The gameplay is based around a 5-a-side mechanic, and in essense, it's all very simple. Players can pass, shoot, play a long ball or a through ball. Nothing out of the ordinary, but how they work is, due to the arcade nature of the game, slightly different. As the game is called 'Pure Football', some aspects of the game rely on a 'Pure' mechanic. Whenever shooting or crossing, players are greeted with a circular bar which fills up. It initially starts green, then has a small segment of white, and red afterwards. The green section denotes a normal action, with differing power, but the white option denotes a 'Pure' action. This is the best that can be done and doing this will add 'Pure' points, which can be used to upgrade things. If the bar gets into the red, this denotes a bad action, so a shot will go off target and a cross won't meet another player.

The problem with most of the actions is that they just aren't overly responsive. Passing is a bit annoying, because AI players don't necessarily move into useful locations, crossing is sometimes temperamental as to when it wants to work (sometimes it simply does a long ball despite players being in the box). The through ball isn't really anything of the sort, it's just a manual pass in a straight line which players can control the strength of. The defensive side of the game doesn't hold up much better either, as the normal tackling can be quite annoying. Holding down the 'pressure' button causes players to shadow their opponents, but it's not possible to run while doing this. It's also possible to side-step, but even if a tackle is made there's no guarantee the defender will win the ball. If this is the case, a reckless sliding tackle will certainly bring them down, and as there's no ref, there's no penalty - unless consequetive fouls are committed.

The system initially feels very boring and clunky, but it does seem quite competant after a while. However, it's more about adapting to the system, than the system actually becoming good. It performs its task of being a football game, but there's very little inspiring about it, and with the defensive side of the game being quite poor, conceding bad goals is quite a realistic possibility.

Pure Football Spain

Graphically, Pure Football is pretty decent. Each of the 230 players present in the game do actually look like their real-life counterparts though, which is impressive. The sound is sometimes questionnable though, as often there's a random voice that sounds out encouraging words in a very stereotypically English accent, even when there are no English players on the field. The sound is also decent, but nothing about it stands out.

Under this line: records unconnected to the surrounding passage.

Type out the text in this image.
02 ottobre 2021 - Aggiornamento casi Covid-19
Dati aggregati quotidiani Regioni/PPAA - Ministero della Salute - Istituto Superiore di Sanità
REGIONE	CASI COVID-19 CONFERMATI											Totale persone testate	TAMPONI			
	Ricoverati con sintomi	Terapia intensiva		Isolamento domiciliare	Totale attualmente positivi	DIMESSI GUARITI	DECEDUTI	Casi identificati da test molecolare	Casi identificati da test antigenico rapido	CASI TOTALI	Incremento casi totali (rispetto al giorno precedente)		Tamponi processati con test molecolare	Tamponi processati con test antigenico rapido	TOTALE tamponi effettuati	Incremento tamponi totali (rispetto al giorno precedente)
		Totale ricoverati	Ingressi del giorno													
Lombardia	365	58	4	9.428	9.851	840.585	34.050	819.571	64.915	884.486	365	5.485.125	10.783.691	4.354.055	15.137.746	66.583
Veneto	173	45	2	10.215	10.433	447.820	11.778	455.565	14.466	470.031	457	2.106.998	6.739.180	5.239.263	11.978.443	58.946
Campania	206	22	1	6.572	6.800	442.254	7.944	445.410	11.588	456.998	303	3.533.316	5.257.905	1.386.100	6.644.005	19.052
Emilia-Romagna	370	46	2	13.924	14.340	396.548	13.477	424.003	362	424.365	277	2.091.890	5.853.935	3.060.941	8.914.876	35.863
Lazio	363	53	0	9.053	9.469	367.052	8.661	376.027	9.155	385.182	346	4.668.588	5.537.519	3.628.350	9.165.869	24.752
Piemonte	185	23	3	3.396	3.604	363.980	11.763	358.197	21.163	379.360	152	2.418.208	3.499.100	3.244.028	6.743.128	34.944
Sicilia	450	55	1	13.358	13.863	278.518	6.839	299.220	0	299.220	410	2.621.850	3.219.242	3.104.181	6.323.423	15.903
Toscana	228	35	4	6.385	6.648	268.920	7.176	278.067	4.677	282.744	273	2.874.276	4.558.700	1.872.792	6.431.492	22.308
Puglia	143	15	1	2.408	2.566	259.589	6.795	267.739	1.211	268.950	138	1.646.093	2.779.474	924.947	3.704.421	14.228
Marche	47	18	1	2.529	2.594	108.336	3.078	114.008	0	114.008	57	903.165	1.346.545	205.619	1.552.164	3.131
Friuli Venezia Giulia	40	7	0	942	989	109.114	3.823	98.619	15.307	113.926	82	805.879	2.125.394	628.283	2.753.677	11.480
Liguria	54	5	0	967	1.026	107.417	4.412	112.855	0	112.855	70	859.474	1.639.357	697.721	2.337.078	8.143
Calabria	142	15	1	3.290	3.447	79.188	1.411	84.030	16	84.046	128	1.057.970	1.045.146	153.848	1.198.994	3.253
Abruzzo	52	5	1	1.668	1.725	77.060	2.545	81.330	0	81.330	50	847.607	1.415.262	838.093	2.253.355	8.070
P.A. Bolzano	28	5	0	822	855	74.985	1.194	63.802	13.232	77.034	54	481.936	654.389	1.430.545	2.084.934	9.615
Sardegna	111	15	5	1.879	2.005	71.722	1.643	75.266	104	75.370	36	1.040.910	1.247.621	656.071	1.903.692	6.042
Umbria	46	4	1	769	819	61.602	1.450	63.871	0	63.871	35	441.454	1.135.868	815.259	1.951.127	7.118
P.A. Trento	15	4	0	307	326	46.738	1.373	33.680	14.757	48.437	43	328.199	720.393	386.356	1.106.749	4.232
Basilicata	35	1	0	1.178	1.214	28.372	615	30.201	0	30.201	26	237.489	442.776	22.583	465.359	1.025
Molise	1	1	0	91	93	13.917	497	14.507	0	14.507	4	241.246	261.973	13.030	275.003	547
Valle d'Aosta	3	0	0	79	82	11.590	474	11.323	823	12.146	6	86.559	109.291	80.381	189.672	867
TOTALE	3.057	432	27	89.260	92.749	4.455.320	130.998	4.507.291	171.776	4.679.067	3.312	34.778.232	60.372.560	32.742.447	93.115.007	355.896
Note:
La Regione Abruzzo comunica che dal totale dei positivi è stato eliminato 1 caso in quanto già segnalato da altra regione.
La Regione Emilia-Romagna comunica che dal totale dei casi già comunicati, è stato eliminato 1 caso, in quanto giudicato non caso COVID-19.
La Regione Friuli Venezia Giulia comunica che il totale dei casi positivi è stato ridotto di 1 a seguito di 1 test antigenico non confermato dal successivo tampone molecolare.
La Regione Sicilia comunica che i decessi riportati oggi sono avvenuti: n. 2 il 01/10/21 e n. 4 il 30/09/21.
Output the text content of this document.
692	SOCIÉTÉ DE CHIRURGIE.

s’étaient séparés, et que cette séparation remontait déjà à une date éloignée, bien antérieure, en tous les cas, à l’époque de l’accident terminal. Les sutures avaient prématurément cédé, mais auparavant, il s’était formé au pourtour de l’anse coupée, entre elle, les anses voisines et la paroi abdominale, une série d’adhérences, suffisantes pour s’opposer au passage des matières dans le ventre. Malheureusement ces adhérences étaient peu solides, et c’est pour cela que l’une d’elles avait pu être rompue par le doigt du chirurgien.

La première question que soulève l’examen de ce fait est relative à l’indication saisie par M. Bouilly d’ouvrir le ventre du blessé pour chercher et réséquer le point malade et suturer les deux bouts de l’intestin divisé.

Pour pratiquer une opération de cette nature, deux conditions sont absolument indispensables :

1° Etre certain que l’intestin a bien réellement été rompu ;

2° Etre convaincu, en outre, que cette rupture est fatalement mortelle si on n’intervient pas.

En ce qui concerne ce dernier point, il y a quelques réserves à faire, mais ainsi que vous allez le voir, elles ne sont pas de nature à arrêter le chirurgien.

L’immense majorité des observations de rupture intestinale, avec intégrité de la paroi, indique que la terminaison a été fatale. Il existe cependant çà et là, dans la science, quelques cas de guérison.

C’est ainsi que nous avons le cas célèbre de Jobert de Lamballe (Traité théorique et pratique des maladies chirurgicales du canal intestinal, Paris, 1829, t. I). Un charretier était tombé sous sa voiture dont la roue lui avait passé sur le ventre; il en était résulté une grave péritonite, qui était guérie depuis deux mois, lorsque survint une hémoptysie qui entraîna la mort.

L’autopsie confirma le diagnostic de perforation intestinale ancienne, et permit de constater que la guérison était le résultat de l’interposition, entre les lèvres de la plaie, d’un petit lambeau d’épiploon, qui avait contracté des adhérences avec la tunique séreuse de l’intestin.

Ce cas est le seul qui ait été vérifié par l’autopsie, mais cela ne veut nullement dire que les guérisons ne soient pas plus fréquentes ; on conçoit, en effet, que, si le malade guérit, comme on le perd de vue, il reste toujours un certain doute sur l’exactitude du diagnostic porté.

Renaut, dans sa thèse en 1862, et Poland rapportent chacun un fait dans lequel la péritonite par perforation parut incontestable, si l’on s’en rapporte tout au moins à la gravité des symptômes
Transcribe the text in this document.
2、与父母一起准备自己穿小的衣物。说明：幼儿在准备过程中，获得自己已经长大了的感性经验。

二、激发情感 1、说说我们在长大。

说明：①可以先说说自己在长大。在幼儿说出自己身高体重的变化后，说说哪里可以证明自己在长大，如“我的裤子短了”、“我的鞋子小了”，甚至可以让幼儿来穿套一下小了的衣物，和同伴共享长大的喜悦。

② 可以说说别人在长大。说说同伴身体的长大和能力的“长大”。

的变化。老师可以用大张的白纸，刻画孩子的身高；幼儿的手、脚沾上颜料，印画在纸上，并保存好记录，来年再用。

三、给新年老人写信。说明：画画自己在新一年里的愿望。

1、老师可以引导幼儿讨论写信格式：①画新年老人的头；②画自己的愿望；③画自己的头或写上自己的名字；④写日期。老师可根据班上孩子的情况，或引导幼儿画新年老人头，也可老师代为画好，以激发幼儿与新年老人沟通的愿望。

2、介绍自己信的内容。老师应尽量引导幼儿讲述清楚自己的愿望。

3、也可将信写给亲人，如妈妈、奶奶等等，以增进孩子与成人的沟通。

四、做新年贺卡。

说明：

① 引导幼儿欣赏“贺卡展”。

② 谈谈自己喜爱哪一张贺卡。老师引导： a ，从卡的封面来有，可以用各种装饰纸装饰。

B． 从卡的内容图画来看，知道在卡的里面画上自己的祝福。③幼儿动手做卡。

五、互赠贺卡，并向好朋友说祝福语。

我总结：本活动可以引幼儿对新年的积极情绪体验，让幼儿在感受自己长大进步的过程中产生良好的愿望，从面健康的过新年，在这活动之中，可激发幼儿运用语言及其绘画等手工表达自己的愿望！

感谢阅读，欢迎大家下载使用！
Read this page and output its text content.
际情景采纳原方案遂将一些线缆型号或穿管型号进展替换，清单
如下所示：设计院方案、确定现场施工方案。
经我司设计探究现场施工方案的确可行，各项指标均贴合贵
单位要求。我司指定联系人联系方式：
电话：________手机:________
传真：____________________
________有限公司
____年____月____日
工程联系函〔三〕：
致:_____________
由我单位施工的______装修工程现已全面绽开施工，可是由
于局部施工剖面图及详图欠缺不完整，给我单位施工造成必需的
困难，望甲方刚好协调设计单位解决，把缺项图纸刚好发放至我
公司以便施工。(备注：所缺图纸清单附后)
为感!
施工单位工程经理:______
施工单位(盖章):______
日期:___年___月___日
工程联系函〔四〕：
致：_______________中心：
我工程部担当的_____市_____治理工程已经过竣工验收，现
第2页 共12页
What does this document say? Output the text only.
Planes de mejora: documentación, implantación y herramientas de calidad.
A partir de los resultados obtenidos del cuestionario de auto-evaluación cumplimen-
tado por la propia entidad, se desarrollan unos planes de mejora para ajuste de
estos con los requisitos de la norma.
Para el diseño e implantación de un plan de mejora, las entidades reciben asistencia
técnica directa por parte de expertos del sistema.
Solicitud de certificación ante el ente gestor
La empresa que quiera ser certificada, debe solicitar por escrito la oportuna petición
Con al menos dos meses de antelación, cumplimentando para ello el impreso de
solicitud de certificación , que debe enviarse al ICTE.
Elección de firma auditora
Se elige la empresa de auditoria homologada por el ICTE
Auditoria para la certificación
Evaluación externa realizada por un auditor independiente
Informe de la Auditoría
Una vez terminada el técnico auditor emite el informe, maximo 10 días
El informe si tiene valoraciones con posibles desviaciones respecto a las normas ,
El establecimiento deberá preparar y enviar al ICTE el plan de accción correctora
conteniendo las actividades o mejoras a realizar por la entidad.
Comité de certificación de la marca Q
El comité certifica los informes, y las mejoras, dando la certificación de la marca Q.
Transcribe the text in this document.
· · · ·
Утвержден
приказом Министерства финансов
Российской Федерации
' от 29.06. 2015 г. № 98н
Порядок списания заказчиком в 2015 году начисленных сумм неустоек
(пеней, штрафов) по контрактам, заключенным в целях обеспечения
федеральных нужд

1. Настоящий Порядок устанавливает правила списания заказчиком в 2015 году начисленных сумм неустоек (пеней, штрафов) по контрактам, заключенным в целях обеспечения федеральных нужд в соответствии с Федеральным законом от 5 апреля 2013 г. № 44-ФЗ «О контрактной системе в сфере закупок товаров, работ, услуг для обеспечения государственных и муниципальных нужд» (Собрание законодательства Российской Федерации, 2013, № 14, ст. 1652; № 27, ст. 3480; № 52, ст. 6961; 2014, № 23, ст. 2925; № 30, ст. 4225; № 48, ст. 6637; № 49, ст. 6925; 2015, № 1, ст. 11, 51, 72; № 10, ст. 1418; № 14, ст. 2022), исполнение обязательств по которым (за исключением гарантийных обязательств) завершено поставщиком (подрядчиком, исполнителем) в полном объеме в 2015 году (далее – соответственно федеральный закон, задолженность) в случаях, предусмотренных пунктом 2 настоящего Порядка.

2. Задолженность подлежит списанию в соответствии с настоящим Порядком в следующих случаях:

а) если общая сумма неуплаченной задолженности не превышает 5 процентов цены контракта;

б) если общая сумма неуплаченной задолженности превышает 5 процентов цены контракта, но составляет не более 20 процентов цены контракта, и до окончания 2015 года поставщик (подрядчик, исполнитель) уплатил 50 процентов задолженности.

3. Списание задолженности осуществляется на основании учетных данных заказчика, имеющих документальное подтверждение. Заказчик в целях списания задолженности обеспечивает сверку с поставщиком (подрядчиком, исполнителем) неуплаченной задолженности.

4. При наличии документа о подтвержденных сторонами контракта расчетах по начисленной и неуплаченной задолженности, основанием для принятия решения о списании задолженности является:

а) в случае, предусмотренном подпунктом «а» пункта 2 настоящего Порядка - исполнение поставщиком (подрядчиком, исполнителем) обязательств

Upon completing the Career Mode, it's possible to upload the finished create-a-player for the rest of the world to buy. To compete online, players must re-create a team, plus any secret (legend) characters they unlocked throughout the career mode. The online is plagued with lag though, something which absolutely kills the game as timing is exceedingly crucial. There also don't seem to be any penalties for people rage-quitting, which is very disapppointing. It seems as though Ubisoft attempted to take online seriously, with plenty of unlocks available and a league system, but other aspects are very inadequate.

Final Thoughts

Pure Football is a pretty solid 5-a-side football game, but it doesn't really excel in any way. Steps have been taken to make the online experience a good one, but it's let down severely in other areas and it really hampers the experience. The actual gameplay is quite clunky and the career mode is also pretty short. It all just points to a game that was pushed out in time for the World Cup.